I am trying to webscrape the name, price, and description of products listed on an online shop. The website link is https://eshop.nomin.mn/n-foods.html
When I look through the HTML code of the page, I get the relevant div class containers but when I reference it in my code as such, I get no values when I run my spider. I think one reason would be if the website is Javascript based and is dynamic which would require me to use Splash. However, I don't think this is the case for my issue.
def parse(self, response, **kwargs):
cards = response.xpath('//div[@class="item-itemmainroot-1lZ"]')
# parse details
for card in cards:
price = card.xpath(".//a[contains(@class, 'item-nameLenght-K5Z item-name-3TH')]/span()/text()").extract()
Full Code:
import scrapy
import re
class TempSpider(scrapy.Spider):
name = 'temp_spider'
allowed_domains = ['https://eshop.nomin.mn/']

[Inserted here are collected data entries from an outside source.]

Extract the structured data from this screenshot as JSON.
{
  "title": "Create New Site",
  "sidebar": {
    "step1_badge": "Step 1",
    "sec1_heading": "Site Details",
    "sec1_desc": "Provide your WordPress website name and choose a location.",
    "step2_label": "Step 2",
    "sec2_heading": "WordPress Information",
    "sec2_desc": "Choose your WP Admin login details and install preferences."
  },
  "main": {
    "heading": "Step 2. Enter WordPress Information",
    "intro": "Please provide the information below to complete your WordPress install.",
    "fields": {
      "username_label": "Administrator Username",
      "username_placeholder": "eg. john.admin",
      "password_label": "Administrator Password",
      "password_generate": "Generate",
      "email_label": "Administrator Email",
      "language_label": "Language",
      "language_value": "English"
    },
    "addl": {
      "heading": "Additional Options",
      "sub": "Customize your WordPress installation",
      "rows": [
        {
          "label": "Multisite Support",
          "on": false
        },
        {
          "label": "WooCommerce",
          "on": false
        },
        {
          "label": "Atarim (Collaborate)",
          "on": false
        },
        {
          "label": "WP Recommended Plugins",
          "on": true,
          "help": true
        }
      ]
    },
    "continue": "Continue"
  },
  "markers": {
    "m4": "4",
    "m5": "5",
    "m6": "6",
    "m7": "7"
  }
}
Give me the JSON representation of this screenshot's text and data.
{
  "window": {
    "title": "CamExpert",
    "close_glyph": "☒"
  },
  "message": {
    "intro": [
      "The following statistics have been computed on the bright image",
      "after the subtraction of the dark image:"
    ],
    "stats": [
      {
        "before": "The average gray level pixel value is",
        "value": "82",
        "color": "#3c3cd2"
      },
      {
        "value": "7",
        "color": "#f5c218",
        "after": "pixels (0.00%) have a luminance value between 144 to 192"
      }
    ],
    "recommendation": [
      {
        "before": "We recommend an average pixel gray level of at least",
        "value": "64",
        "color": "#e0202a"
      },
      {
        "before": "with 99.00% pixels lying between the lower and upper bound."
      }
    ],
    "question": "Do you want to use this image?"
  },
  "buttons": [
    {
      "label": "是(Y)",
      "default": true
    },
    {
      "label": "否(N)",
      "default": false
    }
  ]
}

start_urls = ['https://eshop.nomin.mn/n-foods.html']
def parse(self, response, **kwargs):
cards = response.xpath('//div[@class="item-itemmainroot-1lZ"]')
# parse details
for card in cards:
price = card.xpath(".//a[contains(@class, 'item-nameLenght-K5Z item-name-3TH')]/span()/text()").extract()
item = {'price': price
}
yield item
[1]: https://i.sstatic.net/iokmo.png
All and any help is greatly appreciated. I can't seem to figure out what I am doing wrong.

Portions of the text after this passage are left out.